Focusing on ports and parameters with the _D suffix in https://github.com/openXC7/primitive-tests/blob/07430a895ae9b5b804acbf4e0cd060e33662be57/lutram-tests/jtag-test/lutram_inst.vh#L270-L291, we can see that DOD[1:0] maps to lutram_do[1:0] and that INIT_D maps to INIT[127:96]=32'h01234567=32'b00_00_00_01_00_10_00_11_01_00_01_01_01_10_01_11 [*]. So let's try reading this back first.

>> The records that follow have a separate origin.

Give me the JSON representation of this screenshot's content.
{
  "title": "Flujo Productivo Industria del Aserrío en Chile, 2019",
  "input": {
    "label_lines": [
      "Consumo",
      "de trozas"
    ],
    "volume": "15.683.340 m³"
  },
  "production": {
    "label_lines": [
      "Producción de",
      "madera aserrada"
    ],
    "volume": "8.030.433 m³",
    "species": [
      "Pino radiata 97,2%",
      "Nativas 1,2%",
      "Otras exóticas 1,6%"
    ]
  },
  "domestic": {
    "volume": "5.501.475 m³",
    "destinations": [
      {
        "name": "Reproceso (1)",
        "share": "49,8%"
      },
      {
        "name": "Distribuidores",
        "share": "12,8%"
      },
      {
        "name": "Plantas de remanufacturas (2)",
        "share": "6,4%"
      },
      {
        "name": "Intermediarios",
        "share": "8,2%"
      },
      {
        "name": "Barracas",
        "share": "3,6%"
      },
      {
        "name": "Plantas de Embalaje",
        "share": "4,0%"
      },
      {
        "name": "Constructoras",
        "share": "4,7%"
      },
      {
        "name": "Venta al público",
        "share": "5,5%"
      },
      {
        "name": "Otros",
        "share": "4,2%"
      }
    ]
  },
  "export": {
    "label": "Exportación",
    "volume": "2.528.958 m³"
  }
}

Reading address 5'h0, lutram_do[1:0] fetches INIT[97:96]=2'b11. Reading address 5'h1, lutram_do[1:0] fetches INIT[99:98]=2'b01. and so on until address 5'hF, where lutram_do[1:0] fetches INIT[127:126]=2'b00.

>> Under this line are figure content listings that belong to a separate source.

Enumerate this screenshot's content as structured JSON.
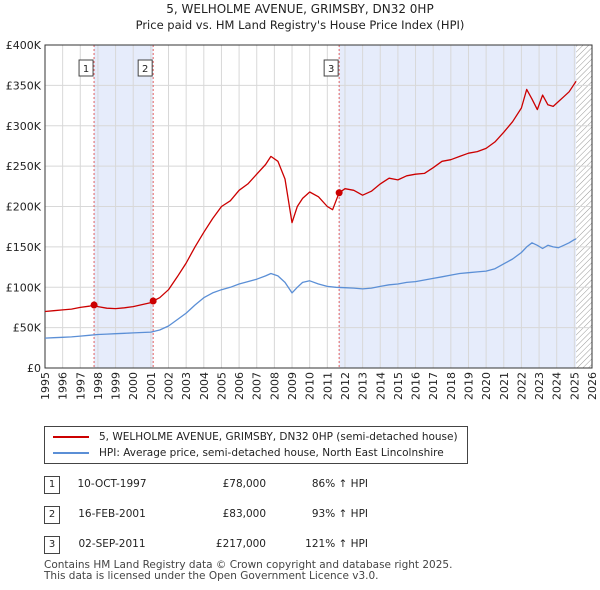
{
  "chart_data": {
    "type": "line",
    "title": "5, WELHOLME AVENUE, GRIMSBY, DN32 0HP",
    "subtitle": "Price paid vs. HM Land Registry's House Price Index (HPI)",
    "x_range": [
      1995,
      2026
    ],
    "ylim": [
      0,
      400000
    ],
    "y_ticks": [
      0,
      50000,
      100000,
      150000,
      200000,
      250000,
      300000,
      350000,
      400000
    ],
    "y_tick_labels": [
      "£0",
      "£50K",
      "£100K",
      "£150K",
      "£200K",
      "£250K",
      "£300K",
      "£350K",
      "£400K"
    ],
    "x_ticks": [
      1995,
      1996,
      1997,
      1998,
      1999,
      2000,
      2001,
      2002,
      2003,
      2004,
      2005,
      2006,
      2007,
      2008,
      2009,
      2010,
      2011,
      2012,
      2013,
      2014,
      2015,
      2016,
      2017,
      2018,
      2019,
      2020,
      2021,
      2022,
      2023,
      2024,
      2025,
      2026
    ],
    "x_tick_labels": [
      "1995",
      "1996",
      "1997",
      "1998",
      "1999",
      "2000",
      "2001",
      "2002",
      "2003",
      "2004",
      "2005",
      "2006",
      "2007",
      "2008",
      "2009",
      "2010",
      "2011",
      "2012",
      "2013",
      "2014",
      "2015",
      "2016",
      "2017",
      "2018",
      "2019",
      "2020",
      "2021",
      "2022",
      "2023",
      "2024",
      "2025",
      "2026"
    ],
    "grid": true,
    "series": [
      {
        "name": "5, WELHOLME AVENUE, GRIMSBY, DN32 0HP (semi-detached house)",
        "color": "#cc0000",
        "x": [
          1995.0,
          1995.5,
          1996.0,
          1996.5,
          1997.0,
          1997.5,
          1997.78,
          1998.0,
          1998.5,
          1999.0,
          1999.5,
          2000.0,
          2000.5,
          2001.0,
          2001.13,
          2001.5,
          2002.0,
          2002.5,
          2003.0,
          2003.5,
          2004.0,
          2004.5,
          2005.0,
          2005.5,
          2006.0,
          2006.5,
          2007.0,
          2007.5,
          2007.8,
          2008.2,
          2008.6,
          2009.0,
          2009.3,
          2009.6,
          2010.0,
          2010.5,
          2011.0,
          2011.3,
          2011.67,
          2012.0,
          2012.5,
          2013.0,
          2013.5,
          2014.0,
          2014.5,
          2015.0,
          2015.5,
          2016.0,
          2016.5,
          2017.0,
          2017.5,
          2018.0,
          2018.5,
          2019.0,
          2019.5,
          2020.0,
          2020.5,
          2021.0,
          2021.5,
          2022.0,
          2022.3,
          2022.6,
          2022.9,
          2023.2,
          2023.5,
          2023.8,
          2024.1,
          2024.4,
          2024.7,
          2025.0,
          2025.1
        ],
        "y": [
          70000,
          71000,
          72000,
          73000,
          75000,
          76500,
          78000,
          76000,
          74000,
          73500,
          74500,
          76000,
          78500,
          81000,
          83000,
          87000,
          97000,
          113000,
          130000,
          150000,
          168000,
          185000,
          200000,
          207000,
          220000,
          228000,
          240000,
          252000,
          262000,
          256000,
          234000,
          180000,
          200000,
          210000,
          218000,
          212000,
          200000,
          196000,
          217000,
          222000,
          220000,
          214000,
          219000,
          228000,
          235000,
          233000,
          238000,
          240000,
          241000,
          248000,
          256000,
          258000,
          262000,
          266000,
          268000,
          272000,
          280000,
          292000,
          305000,
          322000,
          345000,
          333000,
          320000,
          338000,
          326000,
          324000,
          330000,
          336000,
          342000,
          352000,
          355000
        ]
      },
      {
        "name": "HPI: Average price, semi-detached house, North East Lincolnshire",
        "color": "#5b8fd6",
        "x": [
          1995.0,
          1995.5,
          1996.0,
          1996.5,
          1997.0,
          1997.5,
          1998.0,
          1998.5,
          1999.0,
          1999.5,
          2000.0,
          2000.5,
          2001.0,
          2001.5,
          2002.0,
          2002.5,
          2003.0,
          2003.5,
          2004.0,
          2004.5,
          2005.0,
          2005.5,
          2006.0,
          2006.5,
          2007.0,
          2007.5,
          2007.8,
          2008.2,
          2008.6,
          2009.0,
          2009.3,
          2009.6,
          2010.0,
          2010.5,
          2011.0,
          2011.5,
          2012.0,
          2012.5,
          2013.0,
          2013.5,
          2014.0,
          2014.5,
          2015.0,
          2015.5,
          2016.0,
          2016.5,
          2017.0,
          2017.5,
          2018.0,
          2018.5,
          2019.0,
          2019.5,
          2020.0,
          2020.5,
          2021.0,
          2021.5,
          2022.0,
          2022.3,
          2022.6,
          2022.9,
          2023.2,
          2023.5,
          2023.8,
          2024.1,
          2024.4,
          2024.7,
          2025.0,
          2025.1
        ],
        "y": [
          37000,
          37500,
          38000,
          38500,
          39500,
          40500,
          41500,
          42000,
          42500,
          43000,
          43500,
          44000,
          44500,
          47000,
          52000,
          60000,
          68000,
          78000,
          87000,
          93000,
          97000,
          100000,
          104000,
          107000,
          110000,
          114000,
          117000,
          114000,
          106000,
          93000,
          100000,
          106000,
          108000,
          104000,
          101000,
          100000,
          99500,
          99000,
          98000,
          99000,
          101000,
          103000,
          104000,
          106000,
          107000,
          109000,
          111000,
          113000,
          115000,
          117000,
          118000,
          119000,
          120000,
          123000,
          129000,
          135000,
          143000,
          150000,
          155000,
          152000,
          148000,
          152000,
          150000,
          149000,
          152000,
          155000,
          159000,
          160000
        ]
      }
    ],
    "sales": [
      {
        "label": "1",
        "x": 1997.78,
        "y": 78000
      },
      {
        "label": "2",
        "x": 2001.13,
        "y": 83000
      },
      {
        "label": "3",
        "x": 2011.67,
        "y": 217000
      }
    ],
    "shaded_regions": [
      [
        1997.78,
        2001.13
      ],
      [
        2011.67,
        2025.1
      ]
    ],
    "hatched_from": 2025.1,
    "colors": {
      "shade": "#e6ecfb",
      "grid": "#d8d8d8",
      "sale_line": "#e06060"
    }
  },
  "legend": {
    "property_label": "5, WELHOLME AVENUE, GRIMSBY, DN32 0HP (semi-detached house)",
    "hpi_label": "HPI: Average price, semi-detached house, North East Lincolnshire"
  },
  "transactions": [
    {
      "num": "1",
      "date": "10-OCT-1997",
      "price": "£78,000",
      "hpi": "86% ↑ HPI"
    },
    {
      "num": "2",
      "date": "16-FEB-2001",
      "price": "£83,000",
      "hpi": "93% ↑ HPI"
    },
    {
      "num": "3",
      "date": "02-SEP-2011",
      "price": "£217,000",
      "hpi": "121% ↑ HPI"
    }
  ],
  "footer": {
    "line1": "Contains HM Land Registry data © Crown copyright and database right 2025.",
    "line2": "This data is licensed under the Open Government Licence v3.0."
  }
}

lutram_do[0] reads back every even bits of INIT_D (starting at bit 0) and lutram_do[1] reads back every odd bits (starting at bit 1)

The same principle applies to memory groups A, B, and C.

[*] Two mistakes made here: (1) INIT_{A:D} are 64-bits and not 32-bits; (2) Flipped parameter assignments: INIT_D swapped with INIT_A and INIT_C swapped with INIT_B.

Reading INIT_D in OpenOCD

source ./setup.cfg

# Read and RETURN data from LUTRAM at given address
# Arg:
#  - address: 8-bit address
proc read_lutram_v2 {address} {
    global user3_instr
    global user3_width
    global user4_instr
    global user4_width
    set address [expr {$address & 0xff}]
    set instr [expr {$address << 2}]
    # Send instruction while USER3 is loaded
    irscan xc7.tap $user3_instr
    drscan xc7.tap $user3_width $instr
    # Read reply while USER4 is loaded
    irscan xc7.tap $user4_instr
    set ret [string cat 0x [drscan xc7.tap $user4_width 0]]
    set ret [expr {$ret >> 8}]
    return $ret
}

# Read INIT_D
for {set x 0} {$x < 32} {set x [expr {$x + 1}]} {
    set ret [read_lutram_v2 $x]
    set d1 [expr {($ret & 0x1)}]
    set d2 [expr {($ret & 0x2) >> 1}]
    # print even bits of INIT_D pattern
    echo [format 0x%x $d1]
    # print odd bits of INIT_D pattern
    echo [format 0x%x $d2]
}

Openocd output:

0x1
0x1
0x1
0x0
0x0
0x1
0x1
0x0
0x1
0x0
0x1
0x0
0x0
0x0
0x1
0x0
0x1
0x1
0x0
0x0
0x0
0x1
0x0
0x0
0x1
0x0
0x0
0x0
0x0
0x0
0x0
0x0
0x0
0x0
0x0
0x0
0x0
0x0
0x0
0x0
0x0
0x0
0x0
0x0
0x0
0x0
0x0
0x0
0x0
0x0
0x0
0x0
0x0
0x0
0x0
0x0
0x0
0x0
0x0
0x0
0x0
0x0
0x0
0x0
hansemro commented 2 months ago

https://github.com/openXC7/primitive-tests/pull/2 changes INIT_{A:D} parameters, so here is the new expected RAM32M vivado result:

0x3c
0x3c
0x79
0xfc
0xb6
0xbc
0xf3
0xbc
0x3c
0x39
0x49
0x49
0x76
0x39
0x3
0x9
0xdc
0xf6
0x89
0xc6
0x86
0xc6
0xf3
0xb6
0x6c
0xf3
0xb9
0xb3
0xa6
0xe3
0x43
0xf3
0

Fix by #29 is still valid (thankfully).